Limitations of animal research in this area are obvious just by watching the evening news. How many times have we heard about a breakthrough discovery that cured cancer in mice, only to never hear of it again because it didn't work on humans?

A recent review of four degenerative neurological diseases - Huntington's chorea, Alzheimer's, Parkinson's and Lou Gehrig's - revealed that animal models have contributed little, if anything, to our understanding or treatment of these conditions.

That's because the induced diseases in animals differ fundamentally from the disease manifested in humans.

Research on AIDS was impeded for years as researchers used animals to study the disease. For 10 years, they infected monkeys, rabbits and mice with HIV, but they never could duplicate AIDS in these species. It was the study of human white blood cells that eventually led to discoveries of current treatments in fighting AIDS.

The most important medical research today is the cellular study of human tissue. If we focused resources here, no telling what medical progress could be made.

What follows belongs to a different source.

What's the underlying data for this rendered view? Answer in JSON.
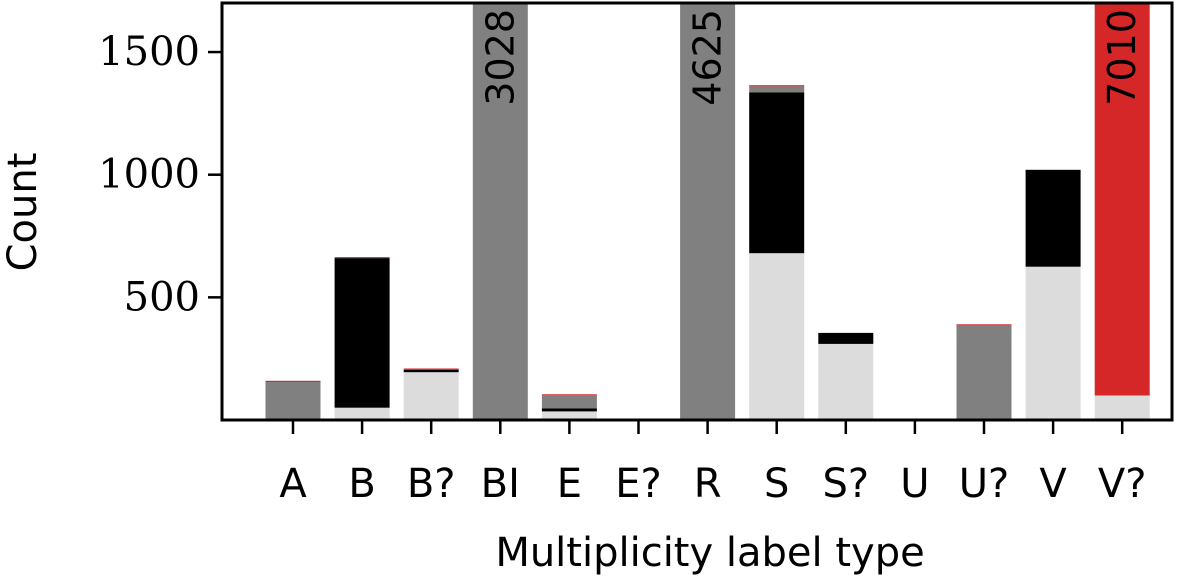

But first, the FDA will need to reconsider its policy requiring that new treatments first be tested on animals. Pharmaceutical companies, which have a clear financial interest in doing worthwhile research, have begun lobbying the FDA to make this change.

But the FDA's stale bureaucracy is only one obstacle to progressive change.

An entire institution has built up around use of animals in research, and it has become self-perpetuating. Many researchers' livelihood is wrapped around this model, which provides constant funding, journal publications and prestige. The multimillion-dollar industry that provides animals for research also keeps the institution alive. It now is a powerful lobby in Washington, influencing the FDA and the National Institutes of Health, which provides federal funds for medical research.

The notion that animal experimentation is saving human lives is a myth that must be shattered.

If Americans could see behind the closed doors of animal research labs, such an outcry would ensue that the world would come to a halt overnight.

Countless undercover investigations, as well as reports by the USDA, the federal oversight agency, have revealed the misery animals are subjected to for months and even years. Those who defend animal research are correct in calling the practice evil. But it is far from necessary.

Susan Yeich is a faculty member at the Tucson branch of Prescott College.